Stany Zjednoczone i Turcja już dawno uzgodniły, że będą koordynować działania w walce z Państwem Islamskim. Jednak nadal turecko-syryjska granica nie jest należycie strzeżona. Waszyngton domaga się jej wzmocnienia i jest gotów do wysłania tam amerykańskiego sprzętu.

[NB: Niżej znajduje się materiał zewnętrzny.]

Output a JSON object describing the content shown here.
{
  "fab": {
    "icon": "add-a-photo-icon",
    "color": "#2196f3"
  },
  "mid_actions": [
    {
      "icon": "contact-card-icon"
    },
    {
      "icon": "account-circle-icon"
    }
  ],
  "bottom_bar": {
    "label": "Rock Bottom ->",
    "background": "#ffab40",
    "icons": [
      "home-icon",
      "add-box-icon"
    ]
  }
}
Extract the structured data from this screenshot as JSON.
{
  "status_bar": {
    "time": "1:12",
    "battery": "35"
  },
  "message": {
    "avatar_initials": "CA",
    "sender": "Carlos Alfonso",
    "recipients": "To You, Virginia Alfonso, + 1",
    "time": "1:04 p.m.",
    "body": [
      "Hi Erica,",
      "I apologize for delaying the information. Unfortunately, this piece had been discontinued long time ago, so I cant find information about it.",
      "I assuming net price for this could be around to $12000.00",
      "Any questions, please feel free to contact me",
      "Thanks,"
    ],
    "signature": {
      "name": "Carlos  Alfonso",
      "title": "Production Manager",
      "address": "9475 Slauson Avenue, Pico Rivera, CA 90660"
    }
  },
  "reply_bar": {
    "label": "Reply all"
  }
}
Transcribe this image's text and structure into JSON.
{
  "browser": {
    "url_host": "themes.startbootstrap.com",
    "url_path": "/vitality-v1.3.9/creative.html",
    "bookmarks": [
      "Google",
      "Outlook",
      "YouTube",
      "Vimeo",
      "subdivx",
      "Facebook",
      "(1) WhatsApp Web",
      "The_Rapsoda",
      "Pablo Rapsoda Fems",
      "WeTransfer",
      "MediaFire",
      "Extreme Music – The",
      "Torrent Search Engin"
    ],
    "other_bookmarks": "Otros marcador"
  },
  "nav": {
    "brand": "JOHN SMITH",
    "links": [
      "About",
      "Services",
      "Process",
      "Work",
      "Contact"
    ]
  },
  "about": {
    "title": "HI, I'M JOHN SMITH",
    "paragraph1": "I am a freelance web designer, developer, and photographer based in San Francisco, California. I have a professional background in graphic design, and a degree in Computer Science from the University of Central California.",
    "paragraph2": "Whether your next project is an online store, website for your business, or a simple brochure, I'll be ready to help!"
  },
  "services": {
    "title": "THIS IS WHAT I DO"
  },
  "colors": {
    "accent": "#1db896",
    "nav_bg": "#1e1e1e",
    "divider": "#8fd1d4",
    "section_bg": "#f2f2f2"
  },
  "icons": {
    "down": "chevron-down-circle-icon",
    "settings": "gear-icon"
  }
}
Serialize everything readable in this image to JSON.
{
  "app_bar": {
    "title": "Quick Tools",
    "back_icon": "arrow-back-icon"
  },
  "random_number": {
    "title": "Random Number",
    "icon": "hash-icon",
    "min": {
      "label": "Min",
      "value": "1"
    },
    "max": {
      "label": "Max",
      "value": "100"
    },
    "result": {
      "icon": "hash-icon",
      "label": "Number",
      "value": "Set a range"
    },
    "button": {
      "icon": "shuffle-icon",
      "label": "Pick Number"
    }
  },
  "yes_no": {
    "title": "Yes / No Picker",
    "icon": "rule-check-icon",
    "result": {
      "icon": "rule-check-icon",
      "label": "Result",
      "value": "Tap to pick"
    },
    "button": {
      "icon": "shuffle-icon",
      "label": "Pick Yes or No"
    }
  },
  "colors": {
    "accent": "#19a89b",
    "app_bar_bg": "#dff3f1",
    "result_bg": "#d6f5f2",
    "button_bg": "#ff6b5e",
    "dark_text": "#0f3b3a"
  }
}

Pod koniec lutego do Turcji przyjedzie zastępca sekretarza ds. bezpieczeństwa wewnętrznego Stanów Zjednoczonych Jeh Johnson, który zaproponuje tureckim władzom wykorzystanie amerykańskich technologii do zapewnienia bezpieczeństwa na granicy, w tym urządzeń określających rodzaj użytego w bombie materiału wybuchowego. Ponadto strony omówią „zwiększenie roli bazy lotniczej Diyarbakır w walce z Państwem Islamskim w Syrii”.
Obecnie odcinek granicy z Syrią patroluje 25 tysięcy tureckich żołnierzy. Władze planują również zbudowanie betonowego ogrodzenia, by zapobiec przenikaniu bojowników na terytorium Turcji. Od lipca ubiegłego roku w zamachach terrorystycznych, do przeprowadzenia których przyznało się Państwo Islamskie, zginęło ponad 140 osób.